Les organisations réunies à Bruxelles dénoncent une mise en œuvre de l’Accord de paix non seulement ralentie, mais surtout incorrecte, qui met en danger les leaders communautaires et militants des droits humains, en particulier ceux vivant dans les régions où la présence de l’État est faible voire quasi inexistante, régions anciennement contrôlées par les FARC-EP. 

“L’État doit agir immédiatement pour garantir l’implantation et le fonctionnement des institutions publiques dans les zones rurales les plus isolées, en soutenant les programmes de l’Accord de paix qui s’attaquent aux causes structurelles du conflit armé. Or, les victimes d’homicides sont bien souvent des citoyens défendant ces programmes, notamment ceux relatifs à la restitution des terres et la substitution volontaire de cultures illicites”.

L’une des grandes inquiétudes que les plateformes européennes et colombiennes souhaitent transmettre aux hauts représentants de l’Union européenne avec lesquels elles vont se réunir ces prochains jours, porte sur les chiffres alarmants d’assassinats de leaders communautaires et de militants des droits humains, au même titre que le recul en matière de garanties de protection pour ce collectif, notamment pour les communautés ethnico-territoriales, les femmes et les personnes LGBT. 

Selon les données du Défenseur du Peuple de Colombie, 172 leaders communautaires ont été assassinés en 2018. Toutefois, le gouvernement colombien continue de nier l’existence du conflit armé et criminalise la contestation sociale, comme il le fait actuellement avec la Minga Social (mobilisation massive de paysans et peuple autochtones en grève depuis le 10 mars dernier dans le sud-ouest du pays).

Le dernier rapport annuel du Haut-Commissariat des Nations Unies aux Droits de l’Homme fait état d’une augmentation de 164% des massacres par rapport à 2017, passant de 11 à 29 cas. Les déplacements forcés de population ont quant à eux concerné 145.287 victimes en 2018, contre environ 127.000 en 2017. Face à cette situation, les organisations affirment “que l’on peut dire que la Colombie traverse une véritable crise humanitaire”.

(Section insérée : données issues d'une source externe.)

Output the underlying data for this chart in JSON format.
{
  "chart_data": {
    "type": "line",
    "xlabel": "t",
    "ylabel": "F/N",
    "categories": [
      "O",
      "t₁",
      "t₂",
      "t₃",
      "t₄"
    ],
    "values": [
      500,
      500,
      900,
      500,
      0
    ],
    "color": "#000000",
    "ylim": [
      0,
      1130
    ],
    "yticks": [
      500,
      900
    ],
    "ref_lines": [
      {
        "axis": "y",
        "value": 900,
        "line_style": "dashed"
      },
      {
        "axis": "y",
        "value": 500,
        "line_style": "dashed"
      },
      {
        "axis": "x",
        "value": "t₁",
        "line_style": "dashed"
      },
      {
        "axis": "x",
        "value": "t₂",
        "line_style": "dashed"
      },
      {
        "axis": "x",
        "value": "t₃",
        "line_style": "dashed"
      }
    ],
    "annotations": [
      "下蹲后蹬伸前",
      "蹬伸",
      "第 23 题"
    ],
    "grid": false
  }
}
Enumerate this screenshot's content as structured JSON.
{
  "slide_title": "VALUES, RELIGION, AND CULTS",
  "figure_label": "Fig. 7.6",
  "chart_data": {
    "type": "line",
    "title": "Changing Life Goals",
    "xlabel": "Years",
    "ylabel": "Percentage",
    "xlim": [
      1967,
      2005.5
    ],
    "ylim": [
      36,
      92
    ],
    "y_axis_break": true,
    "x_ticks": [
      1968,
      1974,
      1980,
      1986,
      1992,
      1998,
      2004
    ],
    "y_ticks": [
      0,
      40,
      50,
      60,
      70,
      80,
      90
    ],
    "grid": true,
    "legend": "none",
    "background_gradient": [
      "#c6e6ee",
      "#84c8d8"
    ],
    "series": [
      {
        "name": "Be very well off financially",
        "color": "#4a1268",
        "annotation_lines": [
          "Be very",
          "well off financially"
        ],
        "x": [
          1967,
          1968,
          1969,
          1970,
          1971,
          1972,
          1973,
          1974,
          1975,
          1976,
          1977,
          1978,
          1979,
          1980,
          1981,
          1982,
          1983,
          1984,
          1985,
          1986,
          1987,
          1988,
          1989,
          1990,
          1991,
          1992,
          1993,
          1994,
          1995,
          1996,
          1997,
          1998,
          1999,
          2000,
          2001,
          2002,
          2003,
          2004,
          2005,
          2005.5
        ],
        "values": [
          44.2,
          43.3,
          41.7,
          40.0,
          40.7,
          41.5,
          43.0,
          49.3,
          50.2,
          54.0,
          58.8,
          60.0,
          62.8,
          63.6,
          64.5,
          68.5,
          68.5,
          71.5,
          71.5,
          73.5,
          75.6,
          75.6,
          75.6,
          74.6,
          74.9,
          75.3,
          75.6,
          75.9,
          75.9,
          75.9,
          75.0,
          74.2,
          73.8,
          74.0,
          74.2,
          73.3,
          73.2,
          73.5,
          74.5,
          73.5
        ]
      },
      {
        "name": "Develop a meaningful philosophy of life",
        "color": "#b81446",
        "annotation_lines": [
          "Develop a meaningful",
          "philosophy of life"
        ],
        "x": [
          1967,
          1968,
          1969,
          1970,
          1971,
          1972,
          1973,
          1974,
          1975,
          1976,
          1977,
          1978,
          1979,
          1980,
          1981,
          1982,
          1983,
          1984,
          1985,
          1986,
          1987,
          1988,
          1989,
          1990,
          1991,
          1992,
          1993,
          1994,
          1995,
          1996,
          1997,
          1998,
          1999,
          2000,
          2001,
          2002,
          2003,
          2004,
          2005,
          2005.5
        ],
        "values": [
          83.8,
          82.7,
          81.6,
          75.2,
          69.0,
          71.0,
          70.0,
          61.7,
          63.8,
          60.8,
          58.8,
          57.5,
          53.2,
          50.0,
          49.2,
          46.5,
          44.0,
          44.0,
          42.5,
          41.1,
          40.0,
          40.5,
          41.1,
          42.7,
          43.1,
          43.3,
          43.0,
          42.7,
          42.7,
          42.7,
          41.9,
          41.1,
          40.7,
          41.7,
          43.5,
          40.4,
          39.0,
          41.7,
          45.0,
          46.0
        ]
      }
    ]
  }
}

“Nous craignons que la paix en Colombie soit en danger. C’est pourquoi nous demandons aux institutions de l’Union européenne et à ses États membres de poursuivre un accompagnement scrupuleux de la mise en œuvre de l’Accord de paix avec les FARC-EP et de demander des comptes quant aux fonds qu’ils ont fournis pour ce processus. Ils doivent exiger que le gouvernement colombien maintienne ses engagements pour la recherche de la paix et de garanties pour les droits des victimes du conflit armé”, concluent les organisations colombiennes et européennes.